On 28 February 2019, the Dutch Central Bank (De Nederlandsche Bank, DNB) published a brief update on Brexit.

In its new items, DNB emphasis that the risk remains that the United Kingdom leaves the European Union without a political agreement on 29 March 2019 and that financial institutions need to ensure that they are prepared to deal with upcoming (regulatory) challenges. DNB held a survey among insurers, less significant institutions, pension funds and asset managers in the second half of 2018. The outcome of the survey reveals that the majority of Dutch financial institutions have a Brexit contingency plan in place, varying in terms of depth and focus. The survey results prompted DNB to take individual follow-up action to verify the progress institutions made in implementing the measures set out in their Brexit plans. Most financial institutions have made a start with implementation.

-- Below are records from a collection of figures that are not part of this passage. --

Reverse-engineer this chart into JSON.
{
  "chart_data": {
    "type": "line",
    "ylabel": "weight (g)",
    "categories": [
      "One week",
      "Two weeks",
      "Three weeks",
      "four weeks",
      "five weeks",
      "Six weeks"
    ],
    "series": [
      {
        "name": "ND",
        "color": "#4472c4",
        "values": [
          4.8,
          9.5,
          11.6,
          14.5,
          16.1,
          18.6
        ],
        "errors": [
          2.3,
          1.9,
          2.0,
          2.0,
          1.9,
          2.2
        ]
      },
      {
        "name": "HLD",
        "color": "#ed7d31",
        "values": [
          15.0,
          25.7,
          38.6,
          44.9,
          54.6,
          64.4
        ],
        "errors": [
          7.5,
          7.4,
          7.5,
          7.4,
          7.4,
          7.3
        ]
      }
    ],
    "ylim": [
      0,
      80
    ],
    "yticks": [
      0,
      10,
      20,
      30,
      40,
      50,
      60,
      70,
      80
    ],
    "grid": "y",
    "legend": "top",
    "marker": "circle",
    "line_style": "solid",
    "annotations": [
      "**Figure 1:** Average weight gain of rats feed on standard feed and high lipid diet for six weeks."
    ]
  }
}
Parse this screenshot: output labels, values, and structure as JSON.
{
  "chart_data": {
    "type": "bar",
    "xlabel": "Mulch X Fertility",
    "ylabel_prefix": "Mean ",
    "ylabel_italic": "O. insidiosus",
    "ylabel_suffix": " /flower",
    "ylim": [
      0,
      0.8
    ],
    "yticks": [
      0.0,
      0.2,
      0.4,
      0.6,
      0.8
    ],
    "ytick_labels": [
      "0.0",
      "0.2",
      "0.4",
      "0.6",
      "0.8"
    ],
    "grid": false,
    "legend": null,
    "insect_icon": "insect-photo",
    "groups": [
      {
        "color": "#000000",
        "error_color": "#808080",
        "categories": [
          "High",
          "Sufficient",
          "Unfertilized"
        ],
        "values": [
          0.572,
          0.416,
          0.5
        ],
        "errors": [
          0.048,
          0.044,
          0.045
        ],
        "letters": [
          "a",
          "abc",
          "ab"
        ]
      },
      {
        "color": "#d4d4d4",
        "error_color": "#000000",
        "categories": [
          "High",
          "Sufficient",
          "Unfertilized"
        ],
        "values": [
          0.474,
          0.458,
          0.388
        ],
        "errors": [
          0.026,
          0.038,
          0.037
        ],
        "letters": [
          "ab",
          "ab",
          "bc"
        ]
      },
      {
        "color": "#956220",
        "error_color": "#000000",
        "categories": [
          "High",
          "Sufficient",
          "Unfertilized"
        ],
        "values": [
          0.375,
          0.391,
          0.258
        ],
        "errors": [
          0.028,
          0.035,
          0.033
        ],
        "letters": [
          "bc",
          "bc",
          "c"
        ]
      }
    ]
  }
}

DNB also points out that the European Central Bank requested significant institutions (SIs) supervised under the SSM to submit their Brexit plans and contingency measures for assessment, and that DNB was actively involved and in direct contact with SIs about their preparations. Finally, according to DNB, despite these contingency plans and measures, risks remain. For example, LSIs could still face Brexit risks in the area of outsourcing or the exchange of personal data. DNB therefore emphasis that it is imperative that financial institutions keep preparing for a no-deal Brexit and implement their plans as long as the political uncertainty continues.